OTTAWA – Former Conservative leader Rona Ambrose is decrying the Senate's foot-dragging on her private member's bill requiring sexual assault education for would-be judges, laying the blame at the feet of what she called a "group of old boys."

By her count, her proposed legislation has languished in the Senate for 693 days, and the committee that was tapped to study it has cancelled Ambrose's schedule appearance to testify on her proposal five times.

"I know for a fact that there are people in the Senate, literally a group of old boys who want to protect another group of old boys and this has got to stop… times have changed," Ambrose said on CTV's Power Play.

The bill -- formally titled C-337, Judicial Accountability through Sexual Assault Law Training Act -- would require comprehensive training on sexual assault, including rape myths and stereotypes associated with sexual assault complaints, and how trauma can affect memory, for anyone seeking a judicial appointment by the federal government.

Bill C-337 would also require the Canadian Judicial Council to report on continuing education on sexual assault law, and require courts to provide written decisions in sexual assault cases, rather than oral rulings.

"Sitting judges are not gods, these people are human beings with different pasts… Some of them know sexual assault law.

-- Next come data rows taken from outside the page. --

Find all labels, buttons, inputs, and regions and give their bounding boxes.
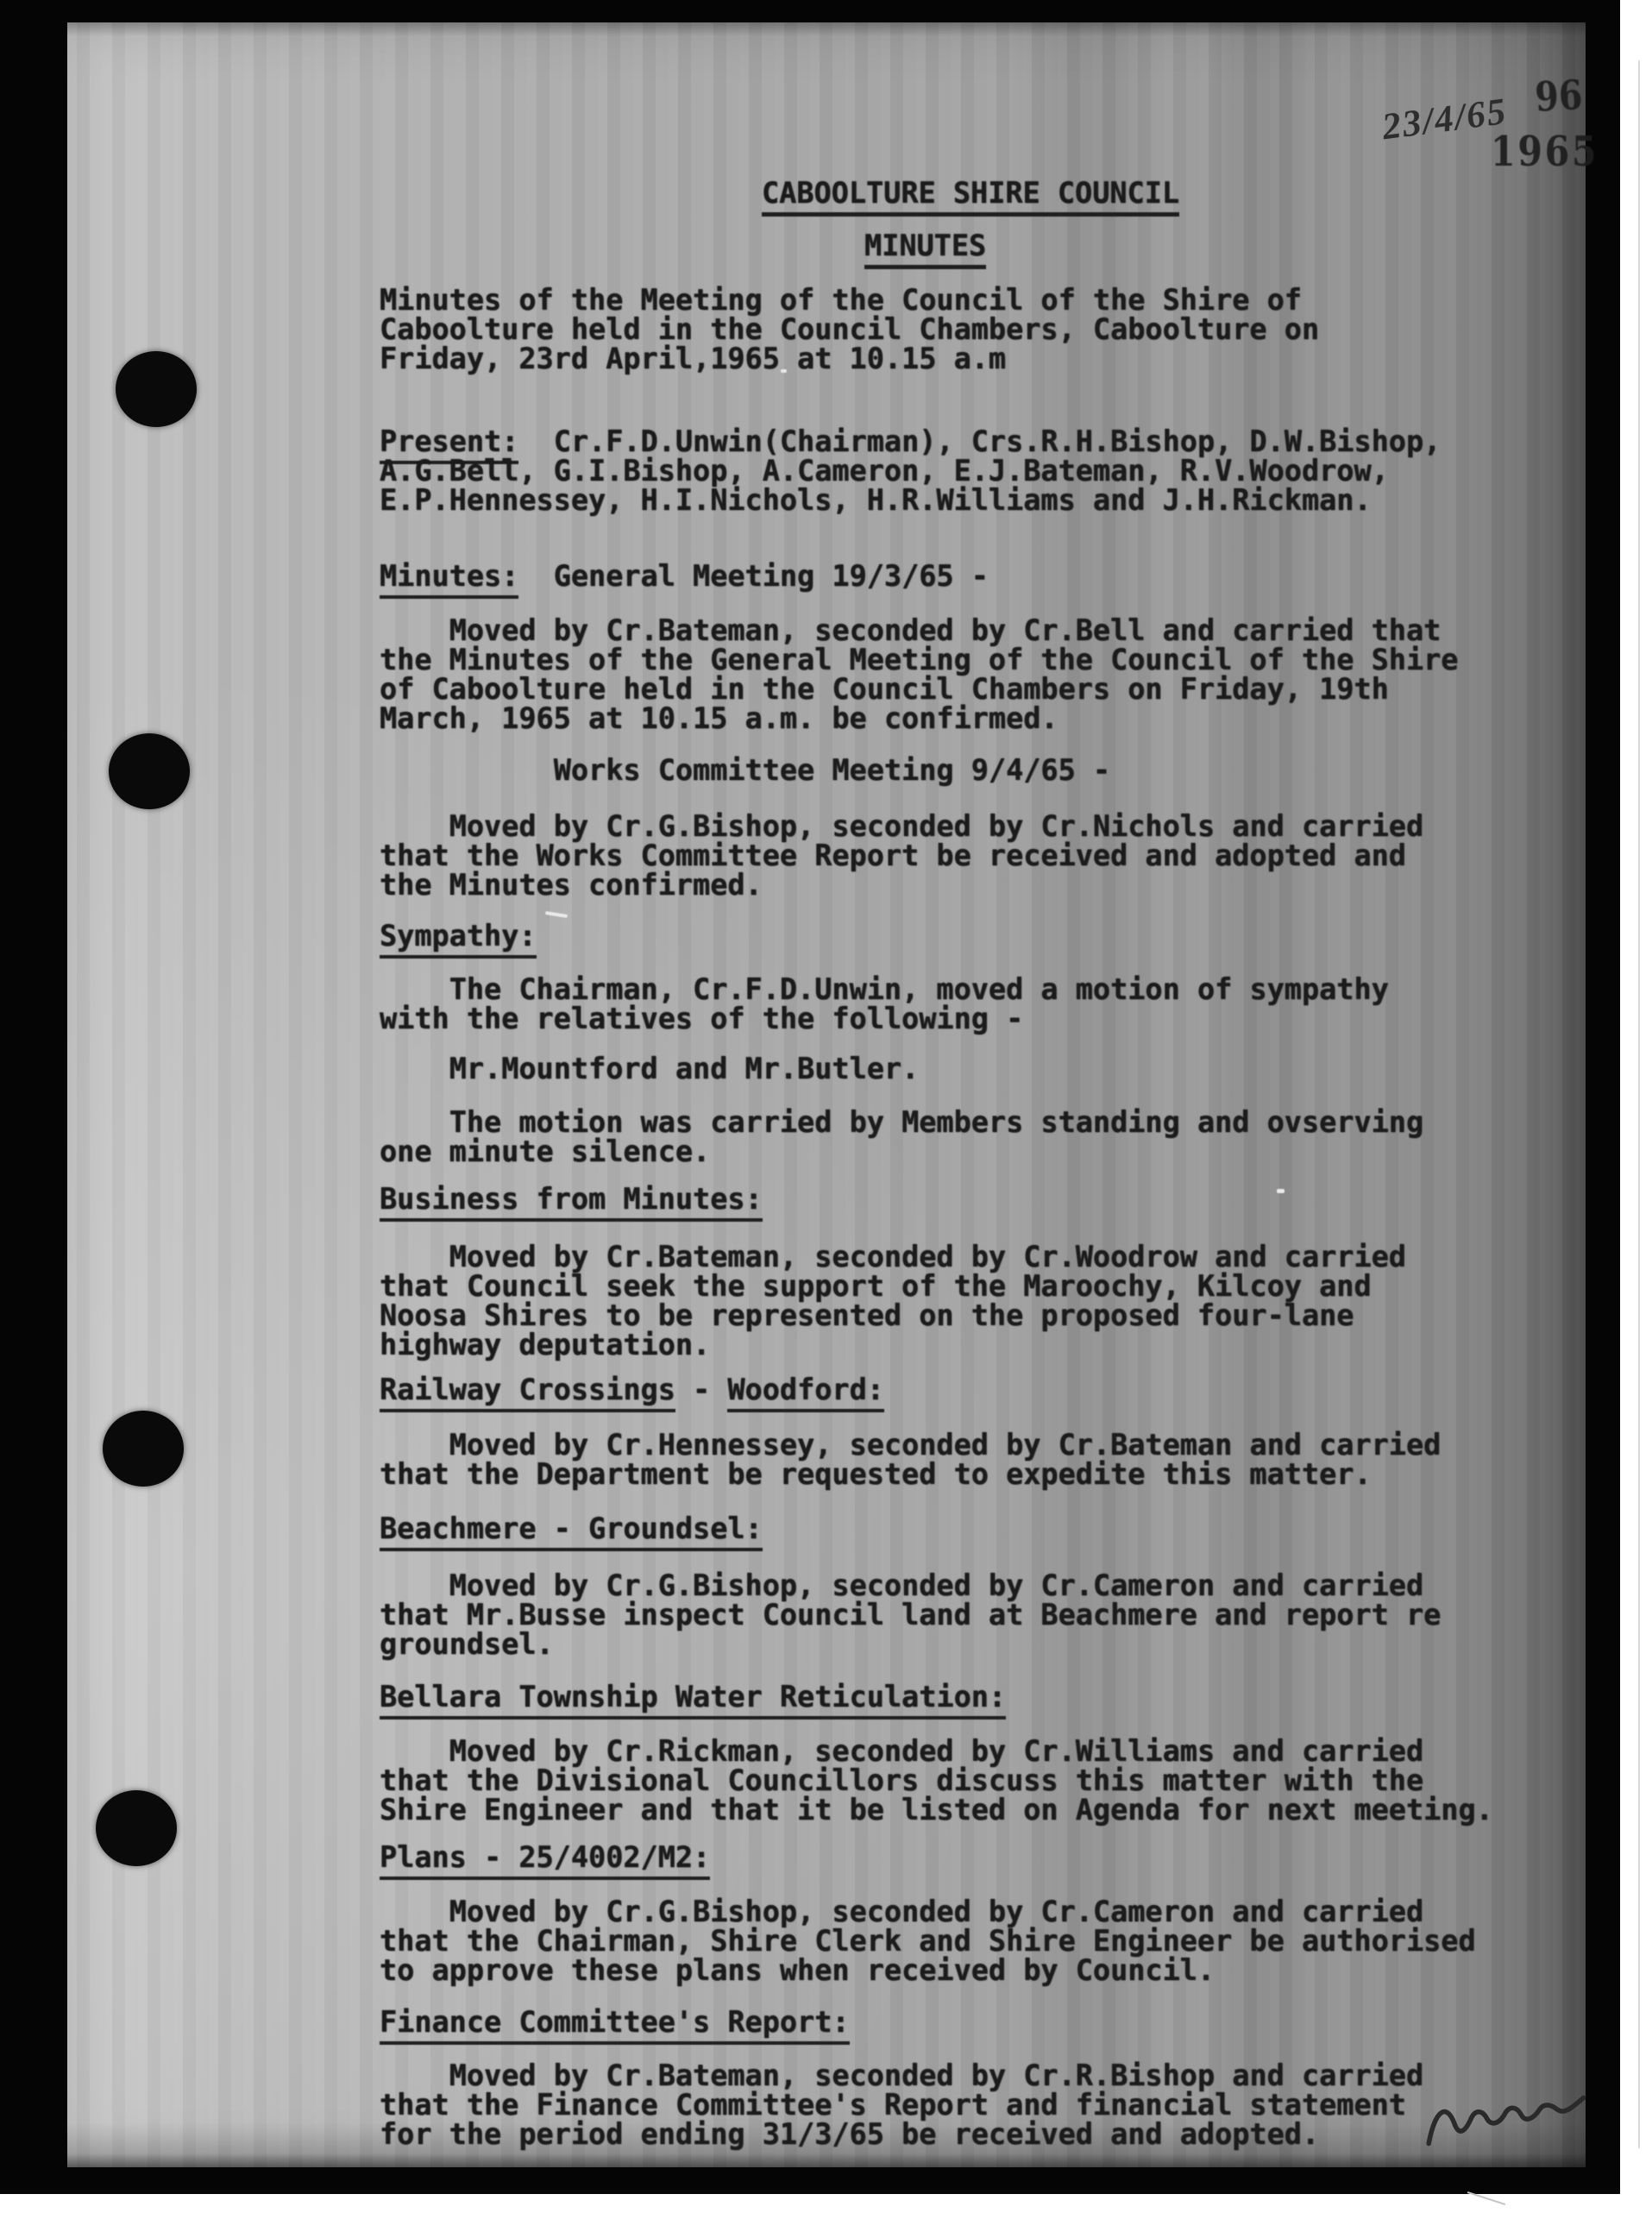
document-subtitle-text: MINUTES (864, 229, 986, 269)
bellara-heading-text: Bellara Township Water Reticulation: (380, 1680, 1006, 1719)
railway-heading-part2: Woodford: (727, 1373, 884, 1412)
plans-heading-text: Plans - 25/4002/M2: (380, 1840, 710, 1880)
scan-background: 23/4/65 96 1965 CABOOLTURE SHIRE COUNCIL… (0, 0, 1620, 2194)
present-names: Cr.F.D.Unwin(Chairman), Crs.R.H.Bishop, … (380, 424, 1441, 517)
section-sympathy-heading: Sympathy: (380, 921, 1544, 951)
business-heading-text: Business from Minutes: (380, 1182, 763, 1222)
minutes-label: Minutes: (380, 559, 518, 599)
document-subtitle: MINUTES (864, 231, 1652, 261)
section-business-heading: Business from Minutes: (380, 1185, 1544, 1214)
scan-edge-line (1638, 60, 1640, 2148)
finance-motion-paragraph: Moved by Cr.Bateman, seconded by Cr.R.Bi… (380, 2061, 1544, 2149)
section-plans-heading: Plans - 25/4002/M2: (380, 1843, 1544, 1872)
minutes-motion-paragraph: Moved by Cr.Bateman, seconded by Cr.Bell… (380, 616, 1544, 733)
section-finance-heading: Finance Committee's Report: (380, 2008, 1544, 2037)
paper-scratch (1277, 1189, 1285, 1193)
railway-heading-separator: - (675, 1373, 728, 1406)
paper-scratch (781, 369, 787, 373)
section-beachmere-heading: Beachmere - Groundsel: (380, 1514, 1544, 1543)
document-title: CABOOLTURE SHIRE COUNCIL (762, 179, 1652, 208)
present-paragraph: Present: Cr.F.D.Unwin(Chairman), Crs.R.H… (380, 427, 1544, 515)
section-bellara-heading: Bellara Township Water Reticulation: (380, 1682, 1544, 1712)
intro-paragraph: Minutes of the Meeting of the Council of… (380, 286, 1544, 374)
sympathy-names-line: Mr.Mountford and Mr.Butler. (380, 1054, 1544, 1084)
railway-motion-paragraph: Moved by Cr.Hennessey, seconded by Cr.Ba… (380, 1430, 1544, 1489)
sympathy-motion-paragraph: The Chairman, Cr.F.D.Unwin, moved a moti… (380, 975, 1544, 1034)
bellara-motion-paragraph: Moved by Cr.Rickman, seconded by Cr.Will… (380, 1737, 1544, 1825)
document-page: 23/4/65 96 1965 CABOOLTURE SHIRE COUNCIL… (67, 22, 1586, 2167)
finance-heading-text: Finance Committee's Report: (380, 2005, 850, 2045)
works-meeting-line: Works Committee Meeting 9/4/65 - (380, 756, 1544, 785)
document-title-text: CABOOLTURE SHIRE COUNCIL (762, 176, 1179, 217)
works-motion-paragraph: Moved by Cr.G.Bishop, seconded by Cr.Nic… (380, 812, 1544, 900)
section-railway-heading: Railway Crossings - Woodford: (380, 1375, 1544, 1405)
minutes-reference-line: Minutes: General Meeting 19/3/65 - (380, 562, 1544, 591)
minutes-reference-text: General Meeting 19/3/65 - (518, 559, 989, 593)
beachmere-motion-paragraph: Moved by Cr.G.Bishop, seconded by Cr.Cam… (380, 1571, 1544, 1659)
business-motion-paragraph: Moved by Cr.Bateman, seconded by Cr.Wood… (380, 1242, 1544, 1360)
beachmere-heading-text: Beachmere - Groundsel: (380, 1512, 763, 1551)
plans-motion-paragraph: Moved by Cr.G.Bishop, seconded by Cr.Cam… (380, 1897, 1544, 1985)
sympathy-heading-text: Sympathy: (380, 919, 537, 959)
typewritten-content: CABOOLTURE SHIRE COUNCIL MINUTES Minutes… (67, 22, 1586, 2167)
sympathy-observance-paragraph: The motion was carried by Members standi… (380, 1108, 1544, 1166)
railway-heading-part1: Railway Crossings (380, 1373, 675, 1412)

There are some lawyers that are appointed to the bench that now sit across as judges in our country that might be former corporate lawyers, energy lawyers, and now they're actually overseeing sexual assault cases that are extremely complex cases… and they don’t have the training," Ambrose said.

There are just three months left for bills to become law before this Parliament adjourns before the next election. With the clock ticking, Ambrose has taken her cause to social media, imploring her followers to call or write the chairs of the Senate committee to implore them to make the bill a priority before time runs out, and sign the petition she has put up on a website dedicated to the proposed bill.

"I think it would take about one hour to deal with this, and we haven’t been able to find one hour in the Senate to deal with this in the last two years, so I’m imploring the Senators," Ambrose said.

Passed the House in 2017

Back in October 2017, in light of the #MeToo campaign, the House unanimously passed a motion calling on the Senate to speed up adopting the bill, as it had been stalled in the upper chamber for several months at that point, having been debated just under a dozen times at second reading, with various Senators raising concerns about the proposed legislation.

Since then, it was debated three more times before passing into the Senate Legal and Constitutional Affairs Committee in May 2018 -- a full year after it first passed the House of Commons.

That Senate committee -- comprised of seven male and five female senators -- has still yet to begin studying the bill, as it's been tied up with various pieces of government legislation, including Bill C-76, the elections reform act which has passed, and Bill C-58, regarding changes to the federal access to information regime. Government bills take precedence over studying private members' bills.

Ambrose's introduction of the bill came after several Canadian judges made headlines over their comments about sexual assault complainants.

"I left Ottawa thinking that this was a done deal, because I mean, who doesn't support training for anyone in the judiciary or anyone in the justice system but particularly judges who are the ones that oversee the courtroom and deal with victims very directly. Their words have a huge impact on victims," Ambrose said. "Training can make a big difference."